Stage 2: extract bootstrap_gate

Move region/currency gating out next. This preserves current interrupt behavior because the graph still routes through ask_user -> observe_user.

Stage 3: extract prepare_context

Move proactive decomposition and schema composition out before any planning decision.

Stage 4: extract acquisition_gate

Move deterministic calculator and acquisition routing out of the LLM path.

Stage 5: slim to llm_plan_node()

Reduce the old planner node to prompt construction and structured decision generation only.

Stage 6: extract decision_policy

Move all decision rewrites and retry caps into one post-planning policy node.

Only after behavior is stable should tests be renamed/reorganized.

Risks and anti-patterns to avoid

Do not move state mutation into edge functions

Conditional edges should inspect state and return route labels only. Nodes should own mutations so checkpoints capture phase changes explicitly.

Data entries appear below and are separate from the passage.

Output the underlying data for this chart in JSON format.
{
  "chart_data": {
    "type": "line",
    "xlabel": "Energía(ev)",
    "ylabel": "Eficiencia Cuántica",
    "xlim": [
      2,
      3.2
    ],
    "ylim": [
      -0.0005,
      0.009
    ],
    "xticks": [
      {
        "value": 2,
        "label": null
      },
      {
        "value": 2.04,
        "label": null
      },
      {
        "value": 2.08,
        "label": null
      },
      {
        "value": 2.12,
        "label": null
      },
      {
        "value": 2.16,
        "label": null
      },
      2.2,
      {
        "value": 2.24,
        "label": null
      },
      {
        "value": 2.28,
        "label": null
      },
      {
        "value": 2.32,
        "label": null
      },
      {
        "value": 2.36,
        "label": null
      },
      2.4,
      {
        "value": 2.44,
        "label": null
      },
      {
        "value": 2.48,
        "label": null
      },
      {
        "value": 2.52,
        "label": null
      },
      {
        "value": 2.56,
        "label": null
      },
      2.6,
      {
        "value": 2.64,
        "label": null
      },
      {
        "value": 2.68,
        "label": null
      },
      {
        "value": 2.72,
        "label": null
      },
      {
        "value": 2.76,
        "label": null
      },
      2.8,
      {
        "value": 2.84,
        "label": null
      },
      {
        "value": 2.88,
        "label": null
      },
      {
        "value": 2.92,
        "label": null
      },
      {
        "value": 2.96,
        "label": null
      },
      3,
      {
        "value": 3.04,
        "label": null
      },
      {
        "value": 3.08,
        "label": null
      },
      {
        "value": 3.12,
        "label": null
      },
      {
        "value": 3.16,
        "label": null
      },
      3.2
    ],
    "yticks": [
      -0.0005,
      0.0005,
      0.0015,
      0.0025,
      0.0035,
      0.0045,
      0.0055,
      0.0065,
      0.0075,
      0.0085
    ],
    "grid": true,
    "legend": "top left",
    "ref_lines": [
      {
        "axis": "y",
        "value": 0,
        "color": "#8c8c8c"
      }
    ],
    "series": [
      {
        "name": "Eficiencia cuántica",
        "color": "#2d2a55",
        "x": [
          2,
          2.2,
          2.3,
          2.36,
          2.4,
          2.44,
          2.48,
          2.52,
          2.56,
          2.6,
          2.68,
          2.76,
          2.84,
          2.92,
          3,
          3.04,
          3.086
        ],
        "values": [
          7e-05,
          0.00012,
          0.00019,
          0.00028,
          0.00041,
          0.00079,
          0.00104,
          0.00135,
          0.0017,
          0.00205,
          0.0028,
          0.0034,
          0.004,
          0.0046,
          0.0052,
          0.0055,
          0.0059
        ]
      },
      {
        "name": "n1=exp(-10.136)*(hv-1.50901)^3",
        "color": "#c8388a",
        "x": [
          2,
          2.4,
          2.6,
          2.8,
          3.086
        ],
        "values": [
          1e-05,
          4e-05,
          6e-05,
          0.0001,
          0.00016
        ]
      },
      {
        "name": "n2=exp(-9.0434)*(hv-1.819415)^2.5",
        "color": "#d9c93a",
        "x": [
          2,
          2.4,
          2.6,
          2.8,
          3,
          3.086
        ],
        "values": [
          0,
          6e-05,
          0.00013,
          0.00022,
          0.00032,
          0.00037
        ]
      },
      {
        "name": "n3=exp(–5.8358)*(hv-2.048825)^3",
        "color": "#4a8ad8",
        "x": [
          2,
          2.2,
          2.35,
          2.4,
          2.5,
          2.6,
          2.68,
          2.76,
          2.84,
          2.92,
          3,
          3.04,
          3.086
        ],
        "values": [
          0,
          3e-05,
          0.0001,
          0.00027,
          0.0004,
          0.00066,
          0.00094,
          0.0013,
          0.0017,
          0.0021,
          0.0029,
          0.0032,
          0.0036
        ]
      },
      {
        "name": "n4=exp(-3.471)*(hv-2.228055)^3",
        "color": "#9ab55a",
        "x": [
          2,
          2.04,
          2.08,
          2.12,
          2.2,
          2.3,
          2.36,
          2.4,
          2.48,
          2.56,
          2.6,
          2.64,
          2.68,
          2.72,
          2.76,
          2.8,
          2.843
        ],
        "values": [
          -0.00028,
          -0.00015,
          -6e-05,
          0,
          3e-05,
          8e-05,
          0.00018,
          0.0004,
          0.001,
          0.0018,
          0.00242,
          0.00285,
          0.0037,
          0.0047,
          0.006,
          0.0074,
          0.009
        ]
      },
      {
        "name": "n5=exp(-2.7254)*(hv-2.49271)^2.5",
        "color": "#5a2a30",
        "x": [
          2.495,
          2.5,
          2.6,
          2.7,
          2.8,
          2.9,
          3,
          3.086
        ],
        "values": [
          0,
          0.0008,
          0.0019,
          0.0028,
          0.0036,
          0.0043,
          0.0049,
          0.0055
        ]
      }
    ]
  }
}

Do not increment iterations in every gate

Only tick should change iterations. Otherwise attempt logs and turn-scoped search extraction in run_planner_step() will drift.

Do not turn every policy rule into a node

One decision_policy node is enough. A longer chain like derived_redirect -> source_policy -> retry_policy -> calculator_policy would make the graph harder to follow than it is today.

Do not move interrupts into policy gates

ask_user should remain the single interrupting node. Gate nodes should create decisions, not pause execution themselves.

Recommendation

Adopt the staged graph split above.

The key design rule is:

deterministic orchestration belongs in graph phases; business logic stays in helpers; LLM planning stays small.

That keeps the planner graph honest: the graph shows the lifecycle, while helpers keep the domain complexity out of routing glue.